Be wary of ‘sustainable’ ranges
Endless brand growth can, by definition, never be the most sustainable way of doing business, says fashion consultant and writer Aja Barber. This is particularly important to bear in mind when fashion brands introduce dedicated “eco-friendly” ranges to their already extensive lines.
“A brand that offers you thousands of garments at once, isn’t thinking about how their growth actually affects the rest of the planet,” says Barber.
“Their sustainable lines are mostly marketing to prevent you from looking at the bigger picture, which is overconsumption. If 20 items on a brand’s website claim to be sustainable but the other 1,200 items aren’t, that’s not a sustainable brand.”
Find out who owns the brand
All it takes is a quick online search to find out who is behind the brand that you’re looking at. And it’s a search worth doing, says La Manna.

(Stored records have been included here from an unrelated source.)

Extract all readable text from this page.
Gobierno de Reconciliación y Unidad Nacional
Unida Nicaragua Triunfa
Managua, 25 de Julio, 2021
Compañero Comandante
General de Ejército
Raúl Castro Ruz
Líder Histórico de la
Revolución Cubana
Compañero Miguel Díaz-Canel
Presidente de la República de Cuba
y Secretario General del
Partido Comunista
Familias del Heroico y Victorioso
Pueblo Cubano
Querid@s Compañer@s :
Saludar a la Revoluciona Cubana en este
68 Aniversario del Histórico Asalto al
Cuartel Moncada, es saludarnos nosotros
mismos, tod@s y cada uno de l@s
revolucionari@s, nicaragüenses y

“It’s a way to find out how much that brand is polluting our planet,” she explains. “Often fashion’s biggest players have a lot of brands under their umbrella. For example, H&M also owns COS, Monki, Weekday, & Other Stories, Cheap Monday, H&M Home and ARKET.”
Carefully consider a brand’s social media presence
We live in an age where virtue signalling is rife, which is why so much greenwashing often takes place on social media.
It’s easy to get seduced into thinking that a brand is sustainable when it posts about being anti-fast fashion on world earth day, for example. But the key is to look at what that brand is saying about the environment when there isn’t a specific hashtag to use, says Barber.
“Look at brands who have hard conversations about sustainability and ethics when it isn’t popular to do on social media,” she adds.
“This is a conversation for every day as we move closer to a climate emergency. Every day is Earth day and sustainability should be a part of how brands build their businesses. It’s not just an afterthought used for for social media likes.”
Find out how much clothing a brand is producing
A really simple way of finding out how sustainable a brand is is to see how much product they’re selling, says La Manna.
“Fast fashion brands often have thousands of new pieces added to their sites daily. In a time where we’re throwing away an average of 70 lbs of clothing per person, we have to take quantity into consideration.”
You can easily find out how much clothing a brand is selling by clicking the “view all” option where you’re looking at their website.